Sunday, May 28, 2006

Jogja 27 Mei

Pukul 6 pagi kurang 10 menit, di saat saya masih belum sadar benar dari tidur, tiba-tiba kamar saya berguncang hebat.Dengan kesadaran belum pulih sepenuhnya, tiba-tiba saya lihat rak buku di dinding ambruk, terlempar ke lantai, buku2 berhamburan, dan kursi terbalik. Klik juga di sini.
Hanya 1 hal yang ada dalam kepala saya, kalau Merapi mungkin sedang muntah. Dan saat itulah untuk kali pertama saya merasa kalau pintu kamar saya begitu sulit dibuka...Saya lari keluar kamar, bertelanjang dada (karena malam sebelumnya begitu panas) menuju jalan raya, dan saya lihat sudah banyak orang dengan wajah tak kurang bingungnya dengan saya.
Gempa terhebat yang pernah saya alami. Ada semacam sensasi, kepanikan luar biasa.
Saya ingat kata2 di kitab suci, bahwa saat hari akhir setiap orang hanya akan memikirkan nasibnya sendiri...dan sensasi itulah (disertai ketakutan akan sebuah hal yang saya tidak tahu pasti) yang saya rasakan saat berlari menuruni tangga dari lantai 2.
Setengah jam kemudian, saat saya pikir semua sudah aman, saya coba hubungi teman saya melalui ponsel. Ternyata jalur komunikasi putus total. Saya cari berita di televisi, tak ada satupun channel yang diketemukan..saya bingung, apa yang sebenarnya sedang terjadi?
Akhirnya komunikasi dan siaran TV mulai normal, saya dengar gempa terjadi dengan 6,2 skala richter berpusat di Laut Selatan 33 km dari pantai.

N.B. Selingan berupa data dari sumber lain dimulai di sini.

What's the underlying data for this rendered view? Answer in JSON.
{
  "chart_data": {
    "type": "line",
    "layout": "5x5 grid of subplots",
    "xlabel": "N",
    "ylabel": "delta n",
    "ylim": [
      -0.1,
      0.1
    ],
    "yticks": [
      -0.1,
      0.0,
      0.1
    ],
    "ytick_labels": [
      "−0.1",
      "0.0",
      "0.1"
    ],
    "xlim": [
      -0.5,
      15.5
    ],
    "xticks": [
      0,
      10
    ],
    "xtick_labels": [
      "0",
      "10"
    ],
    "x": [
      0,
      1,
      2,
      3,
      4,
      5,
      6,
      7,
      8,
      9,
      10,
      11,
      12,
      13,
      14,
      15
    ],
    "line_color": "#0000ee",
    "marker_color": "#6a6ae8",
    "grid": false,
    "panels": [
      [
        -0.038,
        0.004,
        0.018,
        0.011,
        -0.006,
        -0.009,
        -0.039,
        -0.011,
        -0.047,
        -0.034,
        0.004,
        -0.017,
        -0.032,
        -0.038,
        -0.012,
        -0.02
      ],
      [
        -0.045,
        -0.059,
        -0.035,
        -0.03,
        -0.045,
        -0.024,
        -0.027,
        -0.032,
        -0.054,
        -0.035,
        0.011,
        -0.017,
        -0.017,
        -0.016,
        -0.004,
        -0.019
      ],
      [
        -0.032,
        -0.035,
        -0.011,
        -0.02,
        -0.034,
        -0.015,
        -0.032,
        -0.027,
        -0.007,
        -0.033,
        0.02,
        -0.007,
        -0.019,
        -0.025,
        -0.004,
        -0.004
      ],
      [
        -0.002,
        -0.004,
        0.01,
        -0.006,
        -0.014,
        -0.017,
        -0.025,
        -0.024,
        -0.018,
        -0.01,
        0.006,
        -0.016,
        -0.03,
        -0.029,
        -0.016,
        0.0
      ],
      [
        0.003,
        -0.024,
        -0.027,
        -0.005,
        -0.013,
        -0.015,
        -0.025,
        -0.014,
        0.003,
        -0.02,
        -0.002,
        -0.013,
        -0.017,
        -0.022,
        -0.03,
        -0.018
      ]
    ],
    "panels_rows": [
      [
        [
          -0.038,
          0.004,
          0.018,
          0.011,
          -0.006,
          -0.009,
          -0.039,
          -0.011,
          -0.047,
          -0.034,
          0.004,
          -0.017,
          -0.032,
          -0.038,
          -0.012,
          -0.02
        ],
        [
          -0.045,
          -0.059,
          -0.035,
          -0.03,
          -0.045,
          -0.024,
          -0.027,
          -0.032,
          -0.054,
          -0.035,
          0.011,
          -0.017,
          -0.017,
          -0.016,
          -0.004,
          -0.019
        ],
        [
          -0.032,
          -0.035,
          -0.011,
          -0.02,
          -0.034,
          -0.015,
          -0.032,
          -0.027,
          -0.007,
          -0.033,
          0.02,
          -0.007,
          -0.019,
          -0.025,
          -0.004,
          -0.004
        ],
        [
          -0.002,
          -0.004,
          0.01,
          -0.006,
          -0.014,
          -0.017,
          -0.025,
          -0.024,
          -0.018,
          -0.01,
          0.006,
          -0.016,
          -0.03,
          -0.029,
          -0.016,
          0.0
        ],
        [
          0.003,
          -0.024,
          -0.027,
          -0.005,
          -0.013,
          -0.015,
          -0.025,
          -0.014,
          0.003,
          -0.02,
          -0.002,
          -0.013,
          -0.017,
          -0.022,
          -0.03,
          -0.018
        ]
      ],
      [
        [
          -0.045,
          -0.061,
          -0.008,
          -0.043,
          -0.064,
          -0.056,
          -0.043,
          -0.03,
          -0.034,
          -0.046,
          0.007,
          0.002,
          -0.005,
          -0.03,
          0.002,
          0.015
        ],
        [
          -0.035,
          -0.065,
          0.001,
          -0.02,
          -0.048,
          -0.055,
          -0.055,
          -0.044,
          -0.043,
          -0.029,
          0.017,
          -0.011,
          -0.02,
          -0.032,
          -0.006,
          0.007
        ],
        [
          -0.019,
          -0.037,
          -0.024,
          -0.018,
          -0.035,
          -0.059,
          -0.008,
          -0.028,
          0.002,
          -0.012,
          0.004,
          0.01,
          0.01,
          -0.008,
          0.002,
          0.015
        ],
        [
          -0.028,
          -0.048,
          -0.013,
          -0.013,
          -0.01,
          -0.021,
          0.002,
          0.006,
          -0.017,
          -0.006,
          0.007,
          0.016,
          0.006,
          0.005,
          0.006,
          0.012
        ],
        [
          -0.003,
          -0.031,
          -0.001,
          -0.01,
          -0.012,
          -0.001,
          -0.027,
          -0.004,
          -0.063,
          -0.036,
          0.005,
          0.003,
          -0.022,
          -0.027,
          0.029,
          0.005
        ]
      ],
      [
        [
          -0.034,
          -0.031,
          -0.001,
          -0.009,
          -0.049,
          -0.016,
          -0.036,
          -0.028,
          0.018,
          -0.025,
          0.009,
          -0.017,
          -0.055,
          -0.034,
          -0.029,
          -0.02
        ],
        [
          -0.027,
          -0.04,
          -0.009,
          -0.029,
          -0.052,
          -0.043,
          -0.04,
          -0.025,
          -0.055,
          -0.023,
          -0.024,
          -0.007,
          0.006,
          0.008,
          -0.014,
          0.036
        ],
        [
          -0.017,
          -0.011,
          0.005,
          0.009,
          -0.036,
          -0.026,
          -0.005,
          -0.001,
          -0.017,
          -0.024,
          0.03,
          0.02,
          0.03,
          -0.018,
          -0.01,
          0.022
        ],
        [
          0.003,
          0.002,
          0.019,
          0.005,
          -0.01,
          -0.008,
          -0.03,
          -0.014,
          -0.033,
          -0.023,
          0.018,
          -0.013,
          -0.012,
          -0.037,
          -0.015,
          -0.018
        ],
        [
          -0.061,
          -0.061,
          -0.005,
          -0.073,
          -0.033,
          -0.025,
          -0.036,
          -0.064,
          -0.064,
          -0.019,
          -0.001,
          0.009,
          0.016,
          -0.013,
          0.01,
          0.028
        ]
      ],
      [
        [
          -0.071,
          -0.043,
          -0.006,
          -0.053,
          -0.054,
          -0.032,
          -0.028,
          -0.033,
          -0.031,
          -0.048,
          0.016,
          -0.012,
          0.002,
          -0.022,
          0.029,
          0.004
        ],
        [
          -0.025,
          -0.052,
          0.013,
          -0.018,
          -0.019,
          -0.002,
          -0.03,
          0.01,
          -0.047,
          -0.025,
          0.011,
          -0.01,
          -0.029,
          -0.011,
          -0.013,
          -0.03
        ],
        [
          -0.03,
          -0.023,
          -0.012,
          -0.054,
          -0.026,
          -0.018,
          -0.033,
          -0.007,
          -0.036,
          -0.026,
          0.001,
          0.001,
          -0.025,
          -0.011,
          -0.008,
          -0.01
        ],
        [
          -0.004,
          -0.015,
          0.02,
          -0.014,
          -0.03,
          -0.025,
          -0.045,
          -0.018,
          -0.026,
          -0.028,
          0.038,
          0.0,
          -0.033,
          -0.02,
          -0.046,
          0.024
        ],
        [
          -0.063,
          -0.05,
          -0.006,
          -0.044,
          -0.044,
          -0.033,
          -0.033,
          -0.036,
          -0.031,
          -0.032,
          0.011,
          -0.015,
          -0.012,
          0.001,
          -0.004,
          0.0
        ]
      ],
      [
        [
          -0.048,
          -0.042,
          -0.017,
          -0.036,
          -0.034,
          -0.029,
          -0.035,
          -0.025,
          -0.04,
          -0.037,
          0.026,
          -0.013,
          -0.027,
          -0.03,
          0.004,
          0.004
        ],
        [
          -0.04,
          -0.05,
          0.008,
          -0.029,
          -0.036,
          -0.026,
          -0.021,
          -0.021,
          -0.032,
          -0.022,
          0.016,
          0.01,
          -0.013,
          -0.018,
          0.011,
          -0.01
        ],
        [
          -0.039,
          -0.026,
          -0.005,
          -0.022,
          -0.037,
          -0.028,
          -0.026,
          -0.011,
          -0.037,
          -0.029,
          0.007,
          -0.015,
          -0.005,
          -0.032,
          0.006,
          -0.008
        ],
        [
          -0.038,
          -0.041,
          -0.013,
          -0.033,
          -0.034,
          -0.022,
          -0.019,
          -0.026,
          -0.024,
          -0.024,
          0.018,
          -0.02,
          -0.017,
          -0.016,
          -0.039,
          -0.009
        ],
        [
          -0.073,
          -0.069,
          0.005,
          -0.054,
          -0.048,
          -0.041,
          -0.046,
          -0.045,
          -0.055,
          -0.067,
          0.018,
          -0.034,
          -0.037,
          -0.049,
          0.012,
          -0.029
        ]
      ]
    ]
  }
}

Kemudian saya mandi (dengan asumsi gempa itu adalah satu-satunya). Saya keluar, beberapa gempa kecil terasa. Tiba-tiba saya dikejutkan suara orang2 berteriak Tsunami!!Saya berlari keluar rumah. Di pinggir jalan saya lihat, beratus2 orang berlari sambil berteriak-menangis, bersepeda, memakai motor, serta bermobil, semuanya menuju arah ringroad utara ke arah kaliurang. Saya tanya ada apa? orang bilang air laut sudah mencapai ringroad selatan...Saya sempat tak percaya, karena Tsunami cuma butuh paling lama 20 menit dari gempa terbesar, dan ini sudah lewat 2 jam.
Tetapi sekali lagi, kepanikan adalah lautan emosional, samudera kekhawatiran, ketidakpastian yang sudah menembus batas2 penalaran, semua mungkin saja...itu kata akhirnya. Namun saya tidak ikut lari.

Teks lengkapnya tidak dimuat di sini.